The origin of the American Mastiff can be traced back to 20th century United States, when breeder Fredericka Wagner began experimenting with crossing various Mastiff breeds. Wagner eventually crossed the Old English Mastiff and the Anatolian Shepherd Dog, and the American Mastiff was finally born.
Throughout its history, the American Mastiff has been most commonly used as a watch and guard dog, and as a companion and family pet, proving its superior abilities to work while providing protection and friendship.
Today, while the American Mastiff is slowly developing an underground popularity as a family pet and companion, the breed remains rather rare outside of the United States.
Best known for its loyal and protective nature, the American Mastiff thrives on strong and dependable relationships with humans. These dogs are very bright, yet stubborn and independent, creating difficulty in training. The American Mastiff is dominant, territorial, alert, and aware of its surroundings. As a pet, this breed is loyal, loving, and affectionate. The American Mastiff enjoys spending time outdoors, taking long walks, and playing games such as tug-of-war.
Due to its stubborn and independent attitude, the American Mastiff can prove somewhat challenging to train. This breed is known for growing bored and even annoyed with repetitive exercises and tasks, and can be very exceptionally to housebreak.
Establishing immediate dominance, trust, and respect is key to successfully training the American Mastiff. These dogs require an experienced, patient, strong, and confident handler with a stern yet gentle approach.

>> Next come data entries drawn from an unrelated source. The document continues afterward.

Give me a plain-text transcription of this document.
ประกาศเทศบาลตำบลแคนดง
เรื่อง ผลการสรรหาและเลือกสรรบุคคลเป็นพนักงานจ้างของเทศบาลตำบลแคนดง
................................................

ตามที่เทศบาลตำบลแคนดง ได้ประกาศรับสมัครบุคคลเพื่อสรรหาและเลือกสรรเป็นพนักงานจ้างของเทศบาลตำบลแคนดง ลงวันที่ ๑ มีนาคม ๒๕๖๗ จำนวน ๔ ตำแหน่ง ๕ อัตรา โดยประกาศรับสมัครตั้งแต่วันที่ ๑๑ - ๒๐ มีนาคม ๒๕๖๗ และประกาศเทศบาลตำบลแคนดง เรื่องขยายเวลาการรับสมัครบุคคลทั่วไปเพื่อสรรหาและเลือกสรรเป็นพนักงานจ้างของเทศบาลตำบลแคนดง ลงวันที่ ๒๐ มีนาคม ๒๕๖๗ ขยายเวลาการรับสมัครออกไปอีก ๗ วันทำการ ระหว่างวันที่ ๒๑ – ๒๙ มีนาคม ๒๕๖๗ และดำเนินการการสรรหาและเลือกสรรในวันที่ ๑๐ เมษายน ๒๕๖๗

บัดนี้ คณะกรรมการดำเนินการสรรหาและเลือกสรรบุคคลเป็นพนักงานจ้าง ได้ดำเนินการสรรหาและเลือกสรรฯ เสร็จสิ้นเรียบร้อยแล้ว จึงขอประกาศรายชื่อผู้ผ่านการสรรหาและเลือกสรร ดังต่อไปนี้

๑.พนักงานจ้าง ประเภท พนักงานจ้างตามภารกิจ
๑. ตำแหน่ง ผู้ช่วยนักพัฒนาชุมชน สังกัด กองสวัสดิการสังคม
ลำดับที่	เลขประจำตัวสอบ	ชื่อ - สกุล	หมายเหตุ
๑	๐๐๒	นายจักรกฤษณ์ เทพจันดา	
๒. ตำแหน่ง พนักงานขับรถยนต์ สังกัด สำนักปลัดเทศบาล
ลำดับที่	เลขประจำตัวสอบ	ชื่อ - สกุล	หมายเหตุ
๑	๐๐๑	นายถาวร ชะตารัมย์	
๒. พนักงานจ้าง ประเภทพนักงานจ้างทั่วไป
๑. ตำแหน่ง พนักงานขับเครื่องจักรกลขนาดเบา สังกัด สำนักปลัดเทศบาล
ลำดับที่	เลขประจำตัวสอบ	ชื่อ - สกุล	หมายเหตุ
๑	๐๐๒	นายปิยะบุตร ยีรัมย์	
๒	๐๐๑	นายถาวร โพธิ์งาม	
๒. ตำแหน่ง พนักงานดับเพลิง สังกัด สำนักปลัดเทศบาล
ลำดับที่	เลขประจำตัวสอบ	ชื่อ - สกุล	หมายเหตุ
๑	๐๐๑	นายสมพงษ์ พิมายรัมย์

Benefits and Disadvantages of the Breed
There are many benefits to owning an American Mastiff, such as its no hassle, low maintenance coat. These dogs are quite energetic when young, and often very amusing and entertaining to watch while at play. When properly socialized from a young age, the American Mastiff gets along well with children and other pets, known for its sweet and gentle approach to small children. This breed is protective, territorial, and alert, making an amazing watch and guard dog, announcing the arrival of guests and unwanted visitors, and serving as a deterrent to would-be intruders. The American Mastiff is loyal, loving, and affectionate, making an excellent family pet and companion alike.
Unfortunately, there are also disadvantages to owning an American Mastiff. While this breed only requires moderate amounts of daily exercise, they do need room to run and play on a regular basis. Anyone wishing to purchase this breed lacking the adequate amount of time and space to dedicate to the dog is strongly advised against doing so. An American Mastiff not receiving the proper amount of exercise and space will often act out by destroying property, chewing, barking, whining, and ignoring basic training such as housebreaking.
The American Mastiff has a strong instinct to hunt and will occasionally indulge in a good chase. When on the run, these large dogs are surprisingly quick, and may pose a threat to other animals, neighborhood pets, and small woodland creatures. The American Mastiff must be leashed or properly secured at all times when outdoors.
Sadly, several Mastiff breeds have been affected by breed bans. Individuals seeking to purchase this breed are advised to research their local and state laws before taking the appropriate steps to obtaining an American Mastiff.
As previously mentioned, the American Mastiff remains rather rare outside of the United States and can prove quite difficult to obtain. Individuals wishing to purchase this breed often encounter such challenges as inability to locate a breeder, extremely high prices, and being placed on long waiting lists.
Common Health Concerns
While the American Mastiff is typically known as a healthy and hearty breed, they do suffer from a few health problems, including: hip dysplasia, elbow dysplasia, patellar luxation – dislocation of the knee, shoulder and spinal issues, arthritis, likeliness to develop cancer, various dental problems, obesity, and bloat.
Now that you know all about the breed, do you think you are ready to own an American Mastiff? Remember, purchasing a pet is a big decision and should be discussed thoroughly and seriously with your entire family.